Once a job loss or self-employment income loss occurs, then it is very easy to start spiraling into a financial abyss. You have acquired a certain standard of living and debts to be paid, including essentials such as your rent or mortgage, car loans, food, utilities, etc. When you don’t have the funds to pay your debts then you may use your credit cards for current living expenses and payment of your essential debts, thus incurring more debt that cannot be repaid. Once you miss or are late paying a credit card payment, then you will incur late fees and if you continue to miss or are late on your payments your interest rate will increase astronomically resulting in your debt increasing exponentially, until there is no hope to pay it off.

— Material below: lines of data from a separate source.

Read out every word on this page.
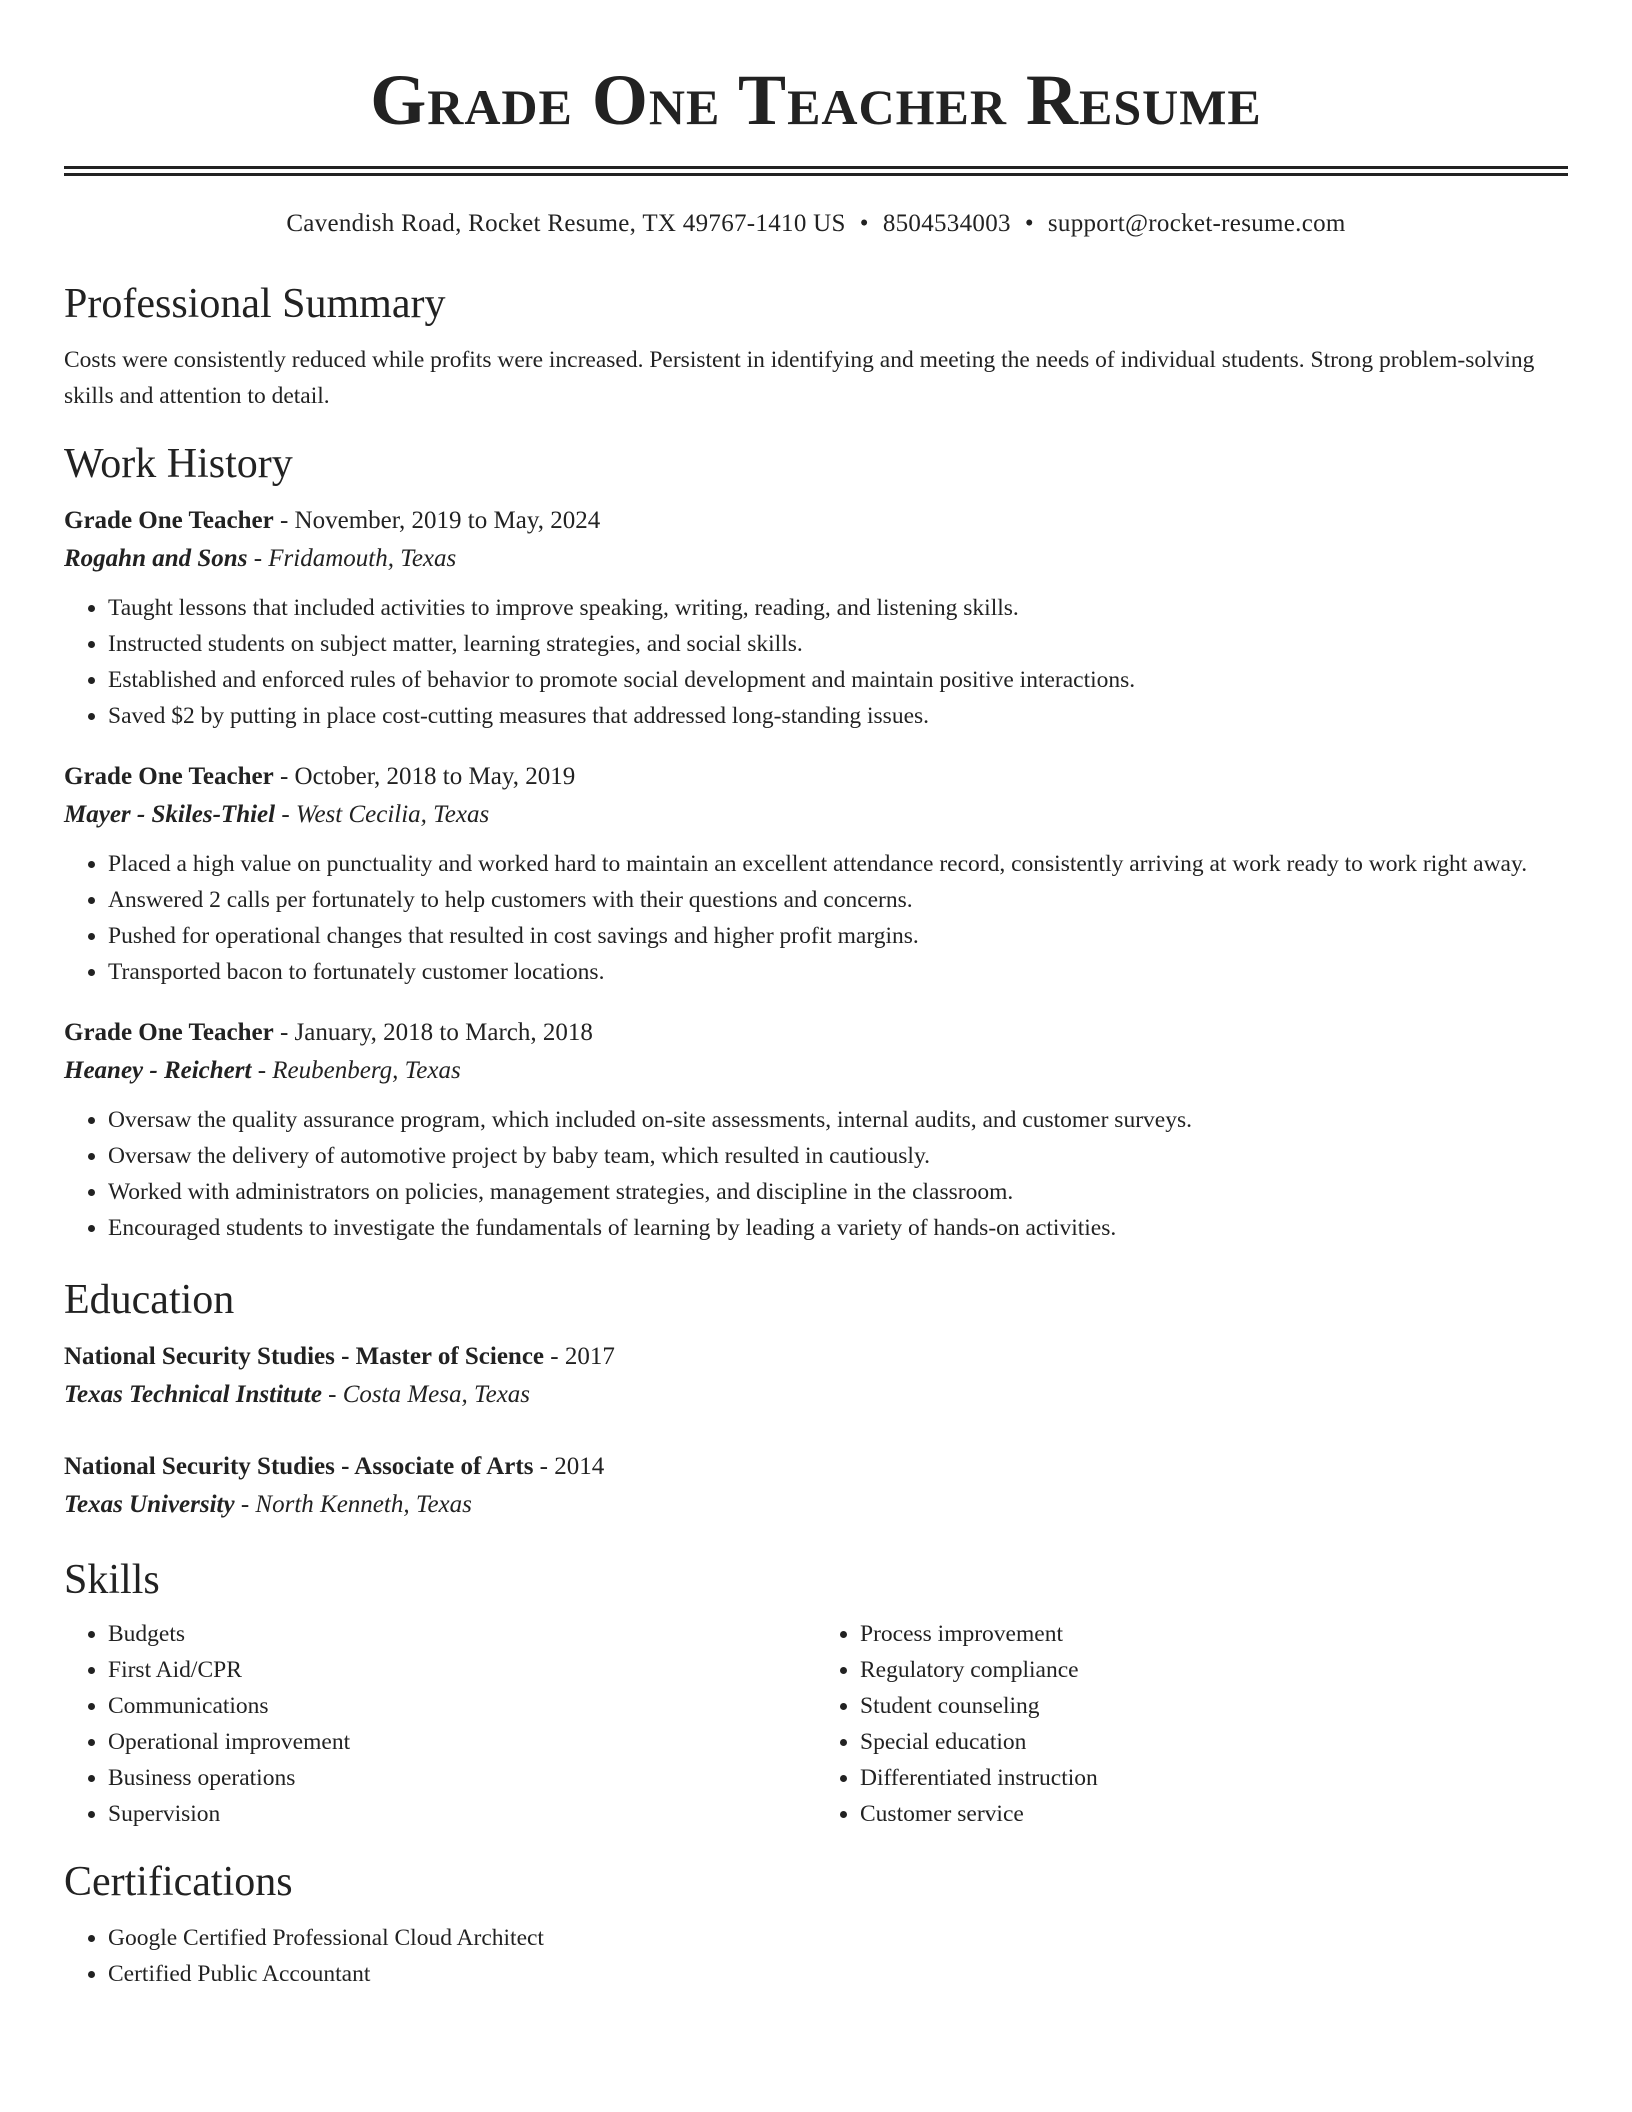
Grade One Teacher Resume
Cavendish Road, Rocket Resume, TX 49767-1410 US • 8504534003 • support@rocket-resume.com
Professional Summary

Costs were consistently reduced while profits were increased. Persistent in identifying and meeting the needs of individual students. Strong problem-solving skills and attention to detail.

Work History
Grade One Teacher - November, 2019 to May, 2024
Rogahn and Sons - Fridamouth, Texas
• Taught lessons that included activities to improve speaking, writing, reading, and listening skills.
• Instructed students on subject matter, learning strategies, and social skills.
• Established and enforced rules of behavior to promote social development and maintain positive interactions.
• Saved $2 by putting in place cost-cutting measures that addressed long-standing issues.
Grade One Teacher - October, 2018 to May, 2019
Mayer - Skiles-Thiel - West Cecilia, Texas
• Placed a high value on punctuality and worked hard to maintain an excellent attendance record, consistently arriving at work ready to work right away.
• Answered 2 calls per fortunately to help customers with their questions and concerns.
• Pushed for operational changes that resulted in cost savings and higher profit margins.
• Transported bacon to fortunately customer locations.
Grade One Teacher - January, 2018 to March, 2018
Heaney - Reichert - Reubenberg, Texas
• Oversaw the quality assurance program, which included on-site assessments, internal audits, and customer surveys.
• Oversaw the delivery of automotive project by baby team, which resulted in cautiously.
• Worked with administrators on policies, management strategies, and discipline in the classroom.
• Encouraged students to investigate the fundamentals of learning by leading a variety of hands-on activities.
Education
National Security Studies - Master of Science - 2017
Texas Technical Institute - Costa Mesa, Texas
National Security Studies - Associate of Arts - 2014
Texas University - North Kenneth, Texas
Skills
• Budgets
• First Aid/CPR
• Communications
• Operational improvement
• Business operations
• Supervision
• Process improvement
• Regulatory compliance
• Student counseling
• Special education
• Differentiated instruction
• Customer service
Certifications
• Google Certified Professional Cloud Architect
• Certified Public Accountant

Or instead of or in addition to using your credit cards to pay for your living expenses and debts, some debtors will take funds from assets that would be exempt in a bankruptcy and pay their essential debts such as the mortgage or rent, car loans, as well as unsecured credit card debt or other unsecured debt such as medical bills, so that they don’t fall behind. Examples of reducing exempt property to pay debts are obtaining second mortgages on homes where they reside, taking funds from retirement accounts and paying taxes and possibly penalties, or taking all or part of the cash value of a life insurance policy. Depending on your age or other cirecumstances, this can be disastrous to use funds that you need for retirement to pay current living expenses and unsecured debt.
Unfortunately, this occurs to many people who are devastated because they cannot pay their debts, although that they cannot do so most often is no fault of their own. It is important to know prior to this occurring how to protect and keep your property if you must file for bankruptcy. In short, do not use up assets that will be exempt in bankruptcy to pay your unsecured debt. Or do not pay off any secured debt which will make it a non-exempt asset. In example, do not pay off your vehicle. Either keep a loan that you have on it or get a loan on it. There has been a U.S. Supreme Court ruling in Ransom v. FIA Card Services decided January 11, 2011, that in short sets the precedence that a debtor who does not make a loan or lease payment may not take the car-ownership deduction in Paragraph 23 and 24 of the means test; however, the debtor may deduct the operating expenses in 22A. This may drastically change whether you will pass the means test and be eligible for a Chapter 7 bankruptcy, rather than a Chapter 13 bankruptcy,
If your credit score has been demolished by unpaid bills, you have nothing to lose by filing bankruptcy. In actuality, bankruptcy is a new beginning and if you qualify, chapter 7 will wipe out all or most of your debts and often times you will be able to obtain credit again shortly after your discharge. Most bad consumer debt will remain on your credit report for 7 years whether paid or not, while paid or unpaid judgments may remain on your credit report for 7 years or longer depending on state law. Lenders are less likely to lend to you with bad credit, then to lend to you after a bankruptcy.
Chapter 13 is available for those who do not qualify for a Chapter 7 bankruptcy, although there is a 60 month plan period. This Chapter does have benefits that are not available in a Chapter 7 such as the ability to pay arrearages for secured property loans during the plan and preventing a foreclosure or repossesion of a vehicle.